И Матвей испытал особого рода гордость - и от того, что перестал быть смирным, и от того, что схватил, и от того, что оглушил Альбину до полного бесчувствия, - а затем эта гордость как будто вышла на поверхность и испарилась куда-то, и он почувствовал полнейшую опустошенность, переходящую в незнание: он не хотел ни двигаться, ни говорить и абсолютно теперь не знал, как двигаться и что говорить.
Как будто с тяжелой досадой на то, что ей приходится двигаться, подниматься, Альбина согнула руки в локтях и, оттолкнувшись ладонями, перевалилась на бок и спустила ступни на пол. Взяла полотенце и протерла ему живот. Поднялась, завернулась в еще одно полотенце и оставила Матвея в одиночестве. Матвей уже не чувствовал себя Матвеем. Тяжело, как с ворочаньем мельничных жерновов, определялся он, какое имя должен носить теперь.
- …И как теперь жить дальше? - как будто угадывая камлаевские мысли, не то насмешливо, не то сочувственно сказала вернувшаяся Альбина. - Задумался, да?
- Еще чего? - отвечал он как бы даже и с возмущением. - У меня все расписано, как на железной дороге. Я четко знаю, как и для чего мне жить. И знаю, что будет завтра. - Но по правде сказать, так твердо он не был уже уверен ни в чем. Расписание его досконально отстроенной жизни, которая была похожа на прямой, безостановочный лет курьерского поезда, показалось ему вдруг чрезмерно схематичным, однозначным и потому не вызывающим больше доверия.

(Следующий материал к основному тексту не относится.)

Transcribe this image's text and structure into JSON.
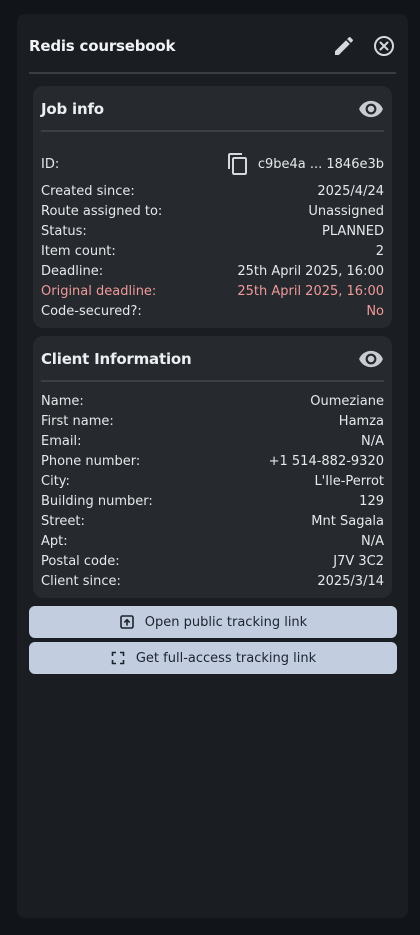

Линейное движение от старта к финишу, с наращиванием темпа, пианистической изощренности, музыкального могущества, с нанизыванием лучших концертных залов, со все расцветающим и расцветающим грохотом аплодисментов показалось ему сейчас скучным, неинтересным. Показалось, что этот четкий, однозначный план жизни отрезает Матвея от каких-то жизненно необходимых токов, исключает его из важнейших силовых полей, которые располагались будто по обе стороны от той линии движения, которую он выбрал.